MCP connects but no model events appear
This is expected if only MCP is configured. MCP adds Keeptrusts tools; it does not change the model endpoint used by the IDE. Configure a supported custom model endpoint if you also need model requests to traverse the gateway.
Local model endpoint refuses the connection
Start the gateway with the required agent binding:
export KEEPTRUSTS_API_TOKEN="<gateway-runtime-token>"
kt gateway run \
--agent ide-gateway \
--listen 127.0.0.1:41002 \
--policy-config policy-config.yaml
Check process health:
curl --fail http://127.0.0.1:41002/healthz
Then check the authenticated model catalog with a client token:
curl --fail http://127.0.0.1:41002/v1/models \
-H "Authorization: Bearer ${KEEPTRUSTS_IDE_TOKEN}"
Model endpoint returns 401 or 403
- Do not reuse the gateway runtime token in the IDE.
- Confirm the client token starts with the Keeptrusts token prefix and is active in the API Tokens page.
- Check expiry, request limits, budgets, roles, bindings, provider filters, and model filters.
- Confirm the IDE is sending the token to the gateway endpoint, not to the upstream provider.
Requests do not appear in kt events tail
kt events tail --since 10m --follow
A matching event proves that the request traversed Keeptrusts.
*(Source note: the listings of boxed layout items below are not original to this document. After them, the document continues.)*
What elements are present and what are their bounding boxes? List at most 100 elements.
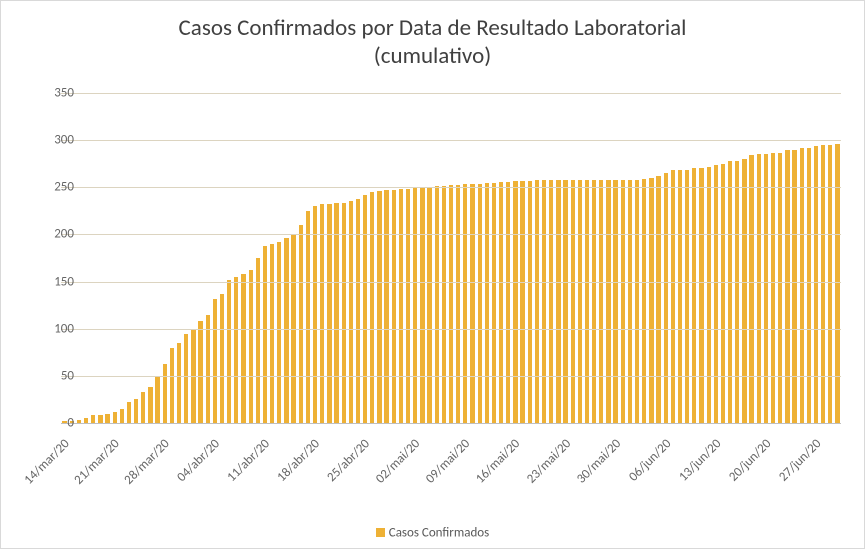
bar-slot [777,93,784,423]
bar [234,277,238,423]
bar-slot [748,93,755,423]
bar-slot [233,93,240,423]
bar [420,187,424,423]
x-axis-tick-label: 13/jun/20 [676,436,724,484]
bar [356,199,360,423]
x-axis-tick-label: 28/mar/20 [122,436,173,487]
bar [170,348,174,423]
bar-slot [376,93,383,423]
bar-slot [447,93,454,423]
bar [757,154,761,423]
bar-slot [183,93,190,423]
bar-slot [104,93,111,423]
bar [413,187,417,423]
bar [435,186,439,423]
bar-series [61,93,841,423]
x-axis-labels: 14/mar/2021/mar/2028/mar/2004/abr/2011/a… [61,429,841,509]
x-axis-tick-label: 21/mar/20 [72,436,123,487]
bar-slot [698,93,705,423]
bar-slot [834,93,841,423]
bar [549,180,553,423]
bar [635,180,639,423]
bar [363,195,367,423]
bar-slot [634,93,641,423]
legend: Casos Confirmados [1,525,864,540]
gridline [61,282,841,283]
bar-slot [569,93,576,423]
bar-slot [254,93,261,423]
bar-slot [97,93,104,423]
bar-slot [619,93,626,423]
bar-slot [476,93,483,423]
x-axis-tick-label: 11/abr/20 [224,436,273,485]
bar [707,167,711,423]
bar [800,148,804,423]
bar [556,180,560,423]
bar-slot [419,93,426,423]
x-axis-tick-label: 18/abr/20 [275,436,324,485]
bar [184,334,188,423]
x-axis-tick-label: 04/abr/20 [174,436,223,485]
bar [571,180,575,423]
bar [671,170,675,423]
x-axis-tick-label: 20/jun/20 [726,436,774,484]
bar [256,258,260,423]
y-axis-tick-label: 0 [24,416,74,431]
bar-slot [283,93,290,423]
bar [499,182,503,423]
bar [449,185,453,423]
bar-slot [125,93,132,423]
bar [377,191,381,423]
bar-slot [498,93,505,423]
bar-slot [583,93,590,423]
bar-slot [147,93,154,423]
bar-slot [204,93,211,423]
bar [664,173,668,423]
bar [98,415,102,423]
bar [249,270,253,423]
bar [163,364,167,423]
bar-slot [705,93,712,423]
bar-slot [226,93,233,423]
bar-slot [297,93,304,423]
bar-slot [519,93,526,423]
bar-slot [741,93,748,423]
x-axis-tick-label: 06/jun/20 [626,436,674,484]
bar-slot [762,93,769,423]
bar [227,280,231,423]
bar-slot [405,93,412,423]
bar [113,412,117,423]
bar-slot [784,93,791,423]
bar [155,376,159,423]
bar-slot [333,93,340,423]
bar-slot [712,93,719,423]
chart-title: Casos Confirmados por Data de Resultado … [1,15,864,70]
bar [692,168,696,423]
bar [606,180,610,423]
bar-slot [548,93,555,423]
bar [656,176,660,423]
bar-slot [304,93,311,423]
bar [141,392,145,423]
bar [456,185,460,423]
gridline [61,376,841,377]
bar [127,402,131,423]
y-axis-tick-label: 100 [24,321,74,336]
y-axis-tick-label: 300 [24,133,74,148]
bar-slot [505,93,512,423]
bar [699,168,703,423]
x-axis-tick-label: 14/mar/20 [21,436,72,487]
bar [721,164,725,423]
bar-slot [433,93,440,423]
bar-slot [576,93,583,423]
bar-slot [669,93,676,423]
bar [578,180,582,423]
bar-slot [734,93,741,423]
bar [613,180,617,423]
bar [177,343,181,423]
bar [148,387,152,423]
gridline [61,93,841,94]
bar [678,170,682,423]
bar [392,190,396,423]
bar [334,203,338,423]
A missing event does not by itself prove bypass. Check, in order:
- The gateway mode has event delivery enabled and its runtime token is valid.
- The CLI profile points to the same organization, API endpoint, and region as the gateway.
- The
sincewindow and any active event filters include the reproduced request. - The active IDE model uses the exact Keeptrusts base URL and client token.
If those checks are correct, inspect gateway delivery errors and the selected
IDE adapter. Generic HTTP_PROXY and HTTPS_PROXY settings do not turn the
model API into a forward proxy.
Policy block or redaction is unexpected
Tail events while reproducing the request, identify the policy and verdict, then narrow the owning policy configuration. Validate every change before restarting:
kt policy lint --file policy-config.yaml
kt policy test --json
Do not disable the whole chain to work around one false positive.
Slow responses
Measure each segment instead of assuming gateway overhead:
- Compare
healthzandv1/modelsresponse time with a real model request. - Inspect gateway events and provider errors.
- Check whether the client selected a different model or API type.
- Keep inline-completion policy chains intentionally small.
- Adjust the client timeout only after identifying the slow segment.
Wrong locality or empty region-scoped results
kt regions current reports the CLI-requested region. It does not rewrite a
provider target or publication locality. Confirm the active published hostname,
gateway configuration, and CLI profile refer to the intended region.